In the fiscal year ended 30 January 2020 (FY2020), Zoom earned US$622.7 million in revenue. The Americas accounted for 81% of this, with EMEA (Europe, Middle East and Asia) taking up 11% and the remaining 8% belonging to the APAC (Asia Pacific) region. 

Investment thesis

We have laid out our investment framework in Compounder Fund’s website. We will use the framework to describe our investment thesis for Zoom.

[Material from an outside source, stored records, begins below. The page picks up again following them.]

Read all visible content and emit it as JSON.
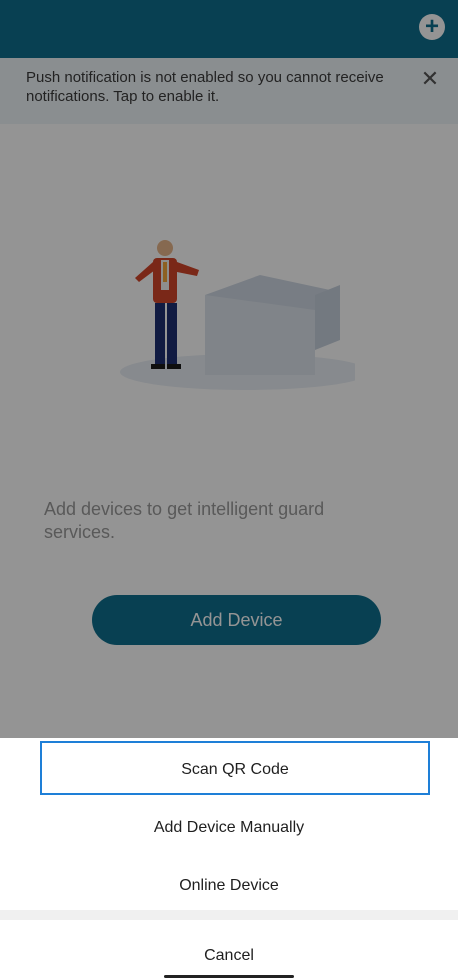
{
  "topbar": {
    "add_icon": "plus-circle-icon"
  },
  "notification": {
    "text": "Push notification is not enabled so you cannot receive notifications. Tap to enable it.",
    "close_icon": "close-icon"
  },
  "empty_state": {
    "message": "Add devices to get intelligent guard services.",
    "button_label": "Add Device"
  },
  "action_sheet": {
    "items": [
      {
        "label": "Scan QR Code"
      },
      {
        "label": "Add Device Manually"
      },
      {
        "label": "Online Device"
      }
    ],
    "cancel_label": "Cancel"
  },
  "colors": {
    "brand": "#0f6f8d",
    "focus": "#1e7fd7"
  }
}
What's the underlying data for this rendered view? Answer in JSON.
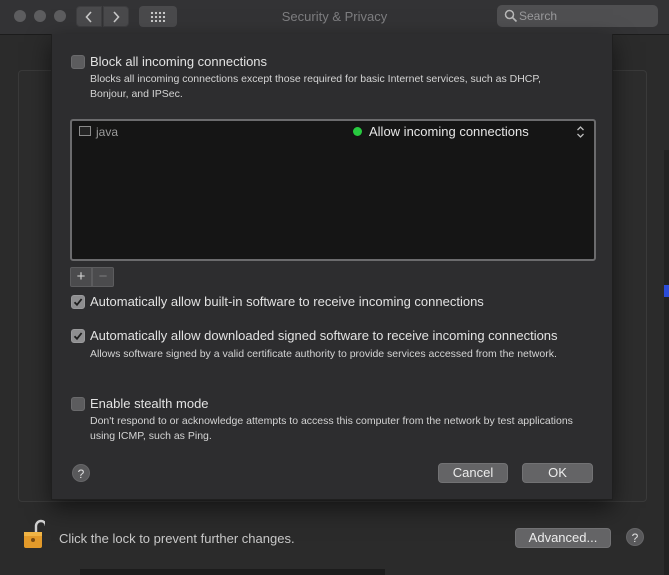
{
  "window": {
    "title": "Security & Privacy"
  },
  "search": {
    "placeholder": "Search",
    "value": ""
  },
  "sheet": {
    "block_all": {
      "label": "Block all incoming connections",
      "description": "Blocks all incoming connections except those required for basic Internet services,  such as DHCP, Bonjour, and IPSec.",
      "checked": false
    },
    "apps": [
      {
        "name": "java",
        "status": "Allow incoming connections",
        "status_color": "#27c93f",
        "icon": "app-window-icon"
      }
    ],
    "list_controls": {
      "add": "+",
      "remove": "−"
    },
    "auto_builtin": {
      "label": "Automatically allow built-in software to receive incoming connections",
      "checked": true
    },
    "auto_signed": {
      "label": "Automatically allow downloaded signed software to receive incoming connections",
      "description": "Allows software signed by a valid certificate authority to provide services accessed from the network.",
      "checked": true
    },
    "stealth": {
      "label": "Enable stealth mode",
      "description": "Don't respond to or acknowledge attempts to access this computer from the network by test applications using ICMP, such as Ping.",
      "checked": false
    },
    "help": "?",
    "cancel_label": "Cancel",
    "ok_label": "OK"
  },
  "footer": {
    "lock_text": "Click the lock to prevent further changes.",
    "advanced_label": "Advanced...",
    "help": "?"
  },
  "icons": {
    "lock": "lock-open-icon",
    "search": "search-icon",
    "grid": "grid-icon"
  }
}
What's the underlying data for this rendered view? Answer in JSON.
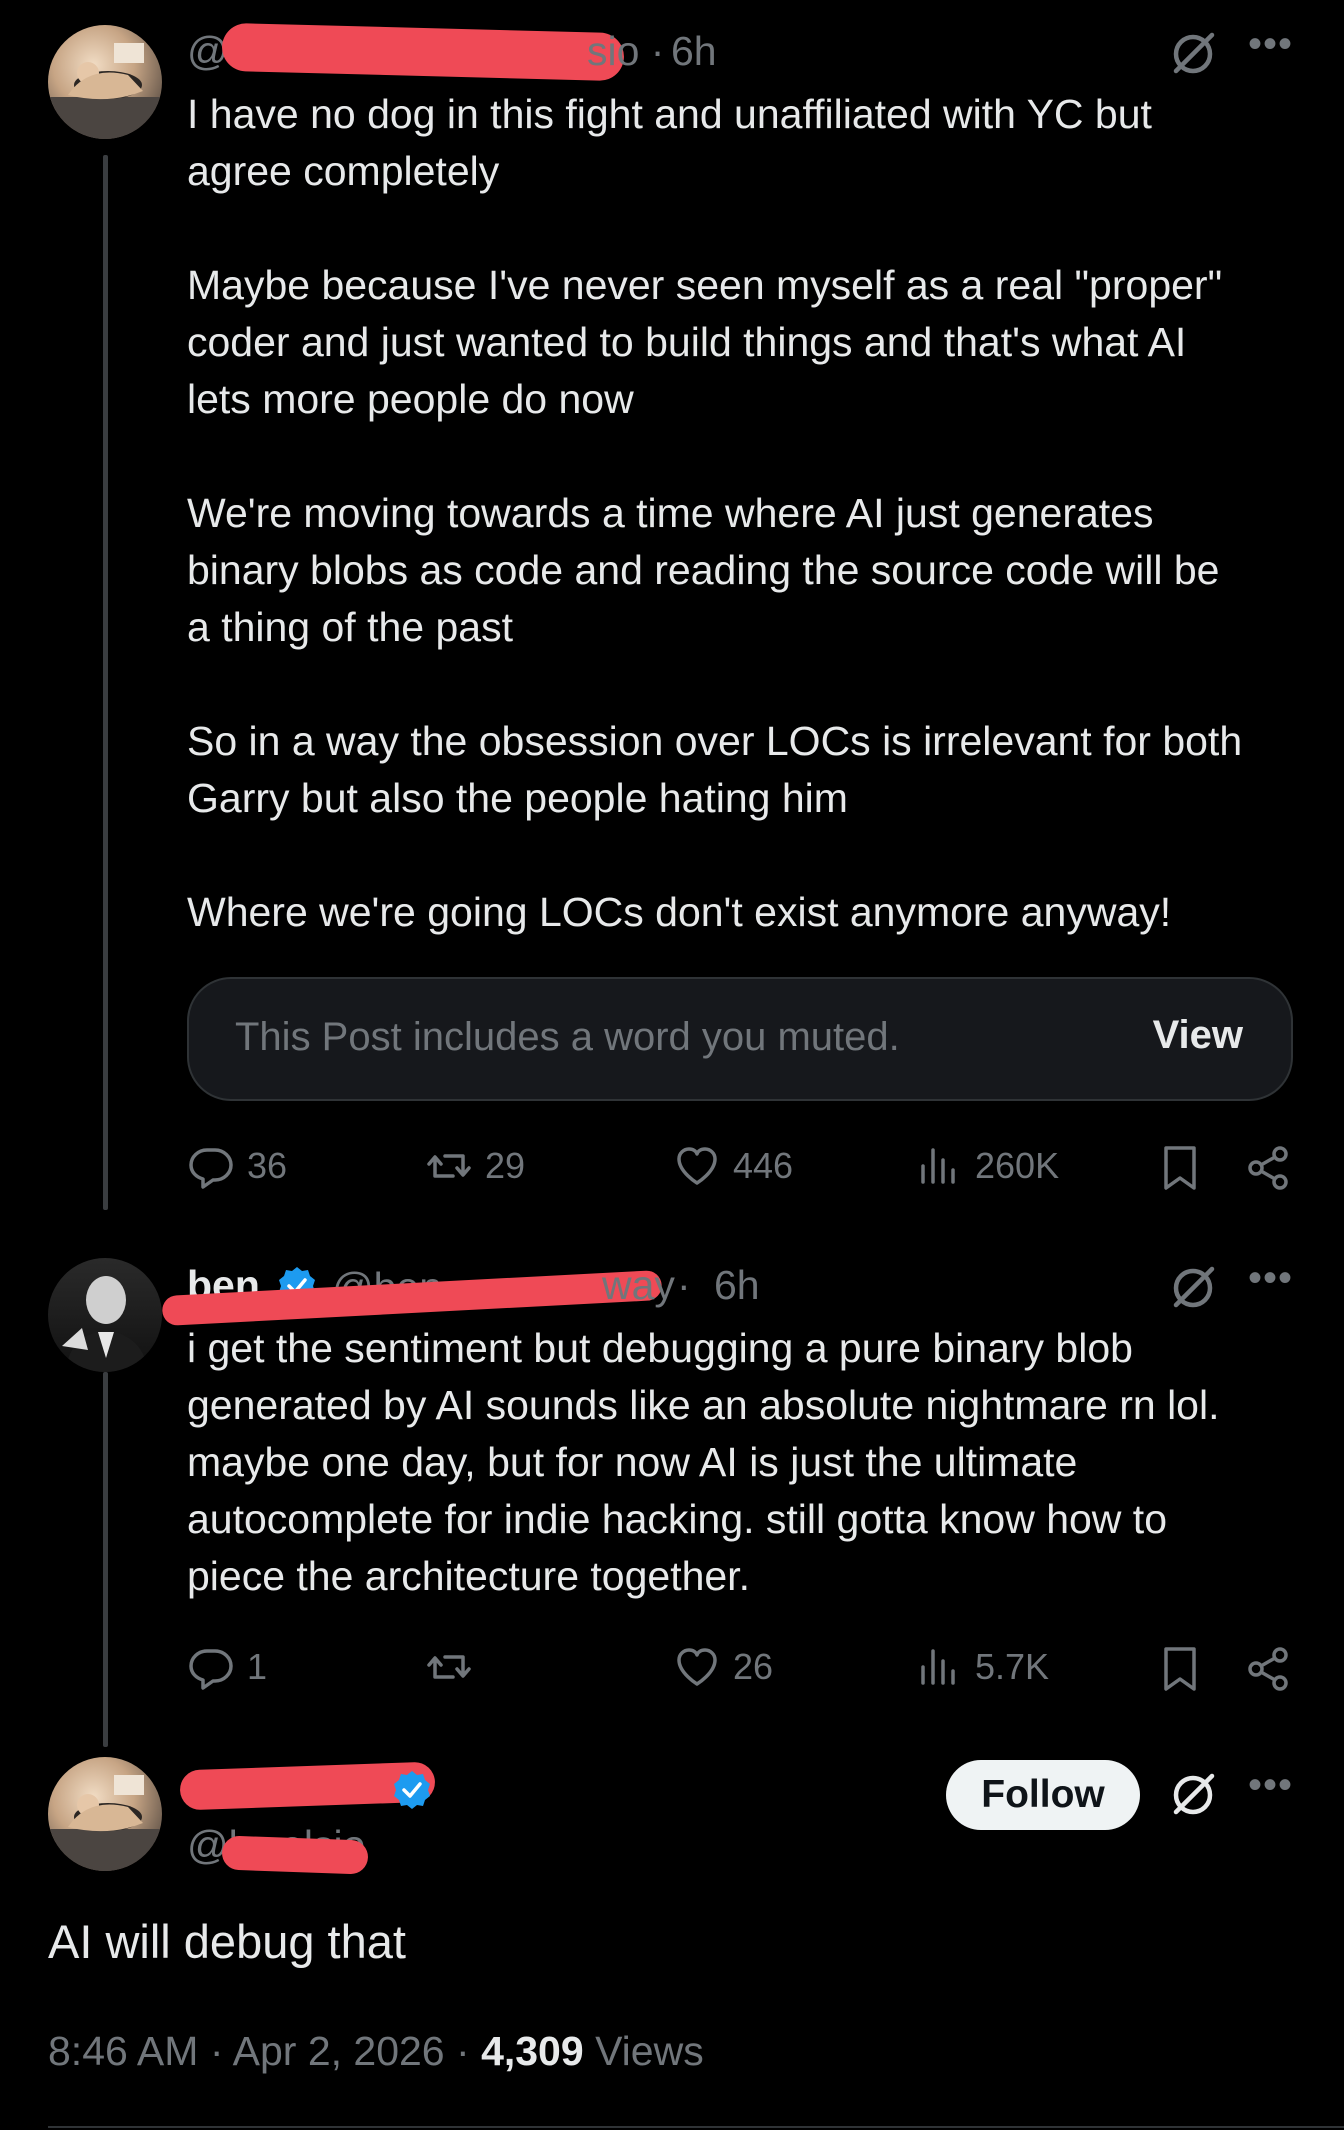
{
  "posts": [
    {
      "handle_prefix": "@",
      "time_prefix": "sio · ",
      "time": "6h",
      "text": "I have no dog in this fight and unaffiliated with YC but\nagree completely\n\nMaybe because I've never seen myself as a real \"proper\"\ncoder and just wanted to build things and that's what AI\nlets more people do now\n\nWe're moving towards a time where AI just generates\nbinary blobs as code and reading the source code will be\na thing of the past\n\nSo in a way the obsession over LOCs is irrelevant for both\nGarry but also the people hating him\n\nWhere we're going LOCs don't exist anymore anyway!",
      "muted_notice": "This Post includes a word you muted.",
      "view_label": "View",
      "replies": "36",
      "reposts": "29",
      "likes": "446",
      "views": "260K"
    },
    {
      "name_fragment": "ben",
      "handle_fragment": "@ben",
      "handle_tail": "way",
      "time_prefix": " · ",
      "time": "6h",
      "text": "i get the sentiment but debugging a pure binary blob\ngenerated by AI sounds like an absolute nightmare rn lol.\nmaybe one day, but for now AI is just the ultimate\nautocomplete for indie hacking. still gotta know how to\npiece the architecture together.",
      "replies": "1",
      "reposts": "",
      "likes": "26",
      "views": "5.7K"
    }
  ],
  "main_post": {
    "handle": "@levelsio",
    "follow_label": "Follow",
    "text": "AI will debug that",
    "time": "8:46 AM",
    "date": "Apr 2, 2026",
    "sep": " · ",
    "views_count": "4,309",
    "views_label": "Views"
  },
  "colors": {
    "background": "#000000",
    "text": "#e7e9ea",
    "muted": "#71767b",
    "verified": "#1d9bf0",
    "redaction": "#ef4a56"
  },
  "icons": [
    "grok-icon",
    "more-icon",
    "reply-icon",
    "repost-icon",
    "like-icon",
    "views-icon",
    "bookmark-icon",
    "share-icon",
    "verified-badge-icon"
  ]
}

1. Revenues that are small in relation to a large and/or growing market, or revenues that are large in a fast-growing market

In its IPO prospectus (Zoom listed on 18 April 2019), Zoom reported that the market segments it serves would represent a US$43.1 billion opportunity in 2022, according to market intelligence provider International Data Corporation (IDC).  IDC defines Zoom’s market as Unified Communications and Collaboration; within this, Zoom addresses the Hosted / Cloud Voice and Unified Communications, Collaborative Applications, and IP Telephony Lines segments.

But Zoom believes that it addresses a broader opportunity than is captured by IDC. Zoom’s management believes that users can greatly expand the use-cases of Zoom’s video communication tool throughout their organisation after they experience its benefits. We agree with Zoom’s leaders. In particular, the current COVID-19 pandemic, and the ensuing restriction on human movement to fight the spread of the disease, has demonstrated that video communication tools can have a wide range of use cases. In Zoom’s earnings conference call for the second quarter of FY2021, CEO Eric Yuan commented:

“My golly, if I talk about new usage, it probably can speak for four or five minutes. I’ll give you several. Like, you see the problem next, you can use Zoom for the virtual property tour. During the last 10 weeks, we have closed over 50% of the newly launched properties in Singapore over Zoom.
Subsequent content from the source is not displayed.